# Form Followup



## LoneAggie (Jan 10, 2005)

I've been working on my form for a few months now, and I've made a DL adjustment. I'm shooting consistently but am lacking the longer range accuracy I'd like to achieve. My best 60 yard groups are about 5-6" with frequent fliers. I shorted my DL by 1/2" earlier this year, and switched my draw mods to the Rock Mods on my Chill R, which also seemed to shorten the feel of the DL a tiny bit. I've been focusing on relaxing my bow shoulder, and having a consistent anchor. 

When I switched to the Rock Mods it uncovered another bad habit I didn't realize I had. The stock mods are somewhat soft at the wall, and when I switched to the Rock Mods, there is a defined solid wall. I found that evidently I was actually drawing, losing tension, setting up the shot and then attempting to re-establish it. The past two weeks I've re-taught myself to maintain pressure against the wall from the moment I reach full draw till the arrow leaves. 

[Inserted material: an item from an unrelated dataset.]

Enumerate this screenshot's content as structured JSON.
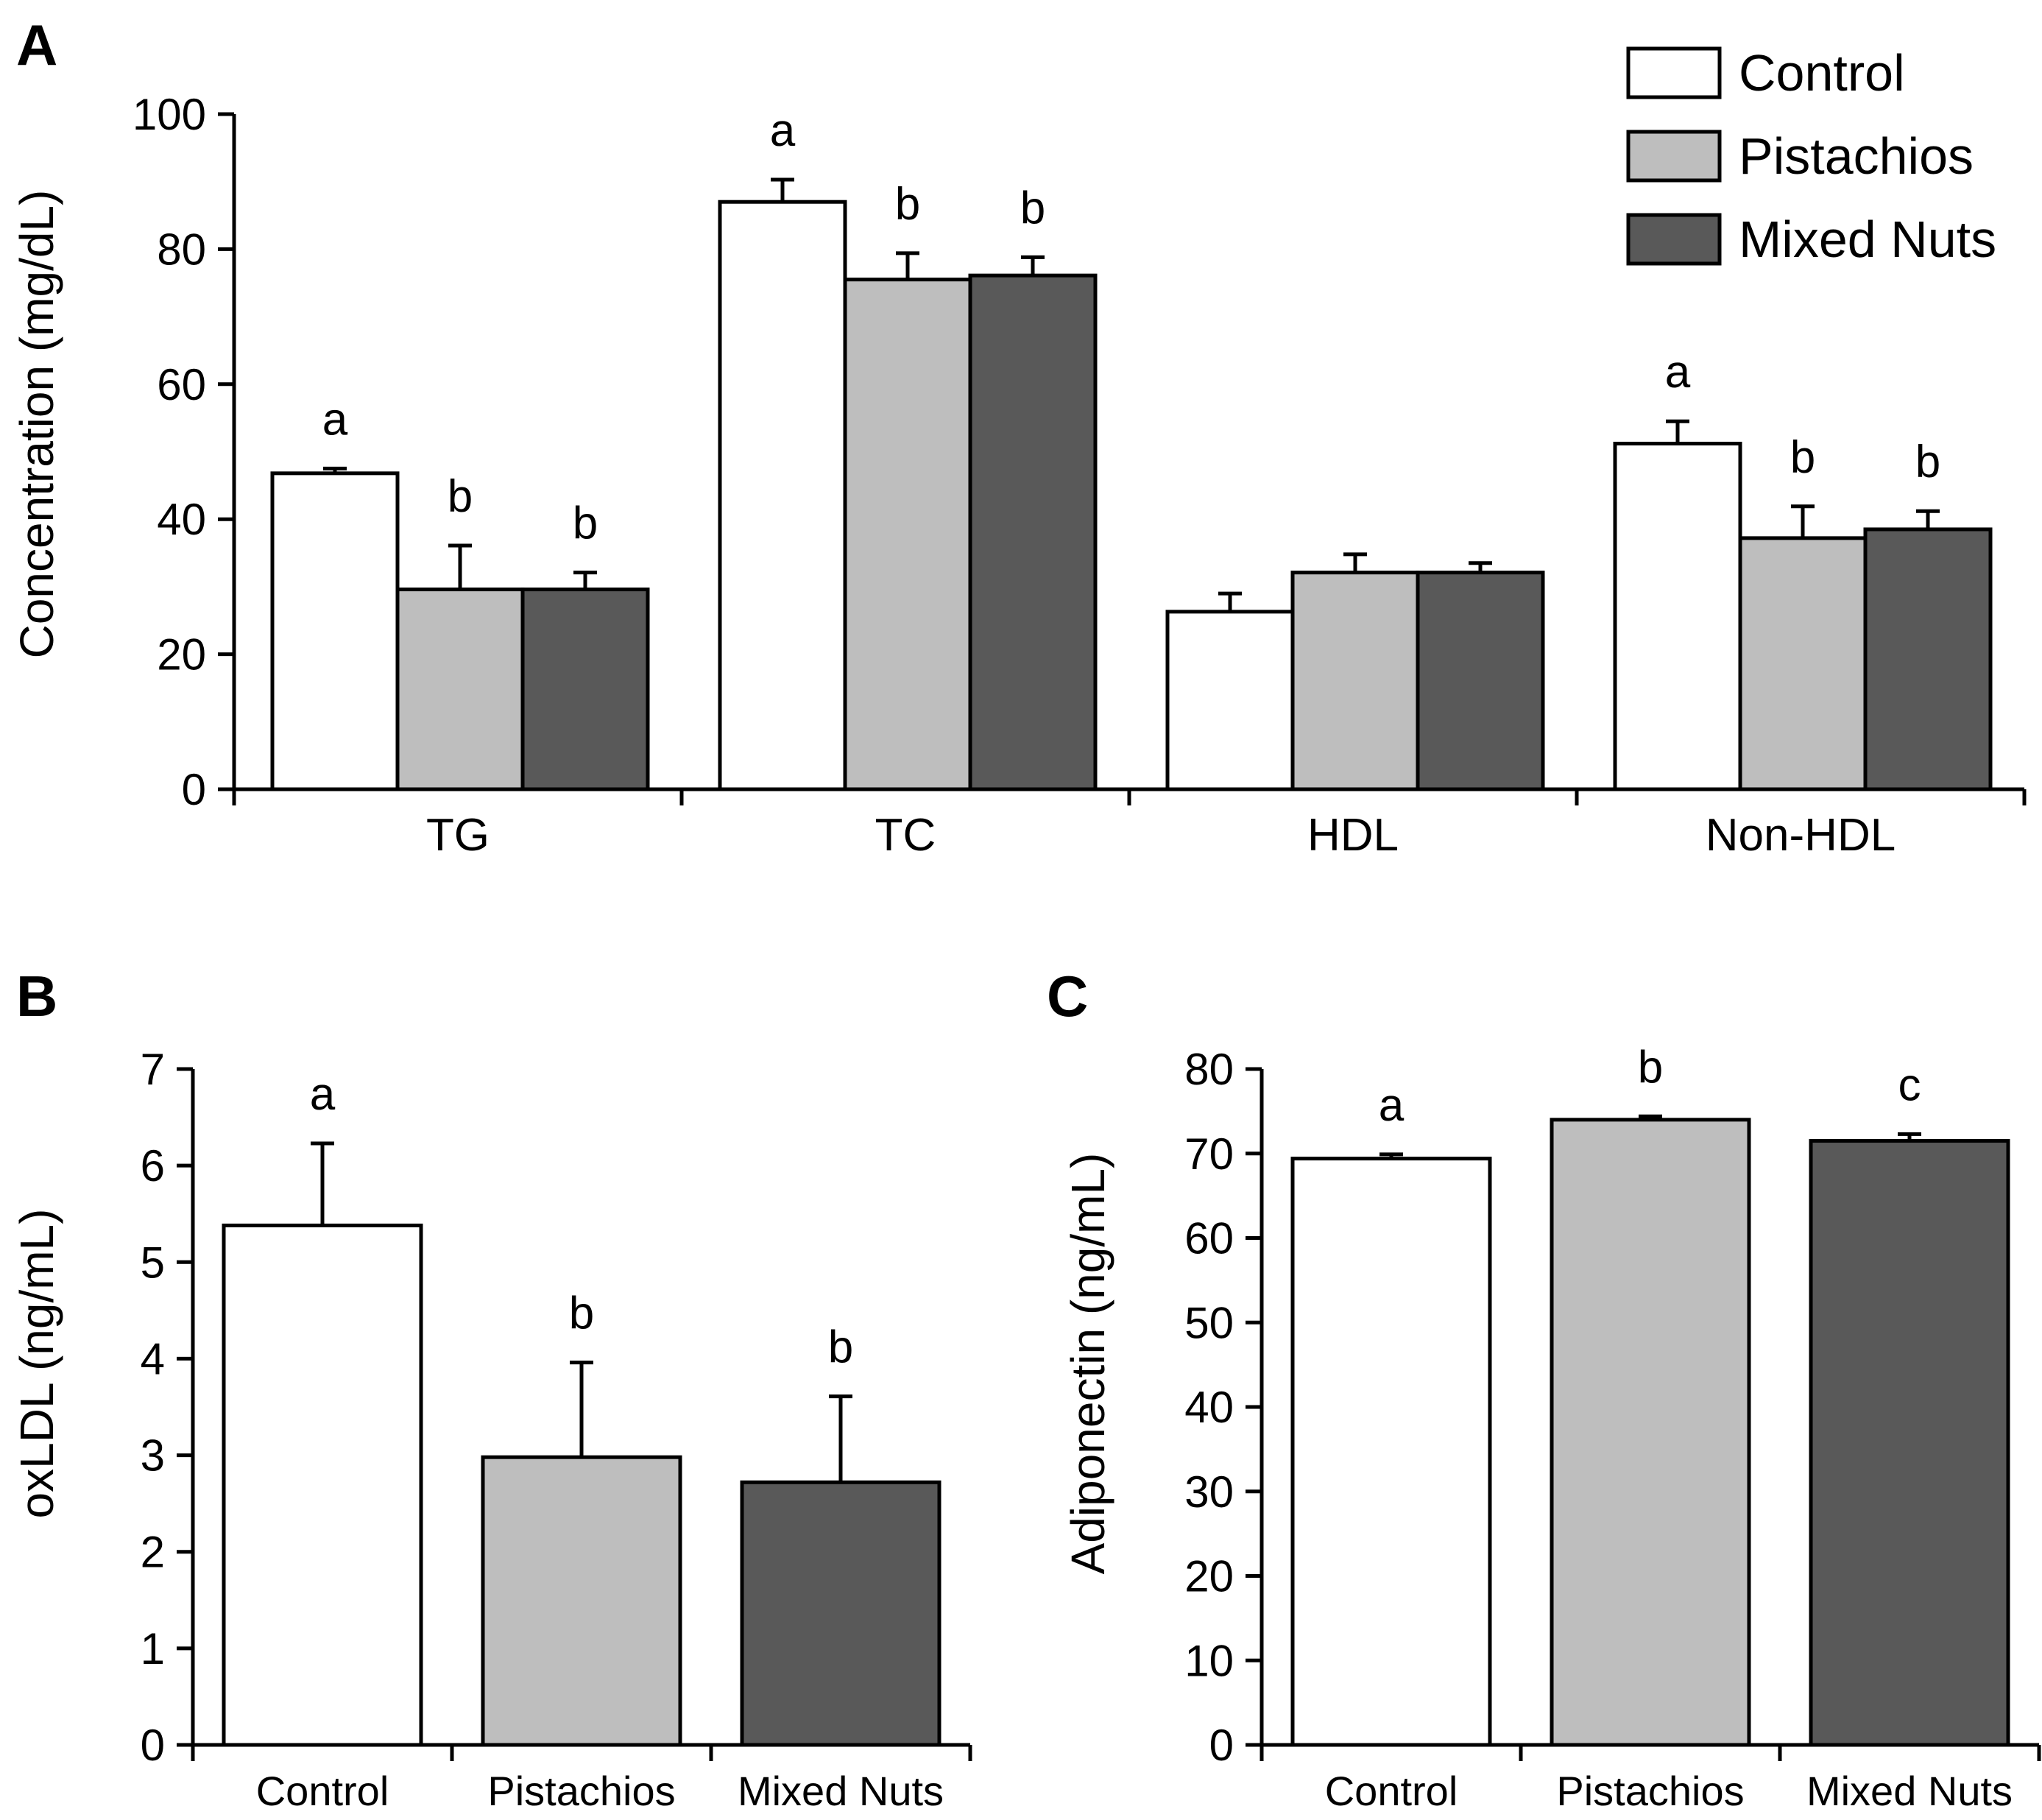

Given all that, any general advice from the following form photo, or specific advice on bow shoulder / DL ?


----------



## aread (Dec 25, 2009)

Looks a lot better than your other photos.

Check out GRIV's latest Thing-a-Week from Last Chance Archery. He talks about anchor with shorter ATA bows. You may be able to shorten you DL a little bit.

One thing that may help you is a lower bow shoulder. I may be wrong, but it looks like it's a bit high.

Allen


----------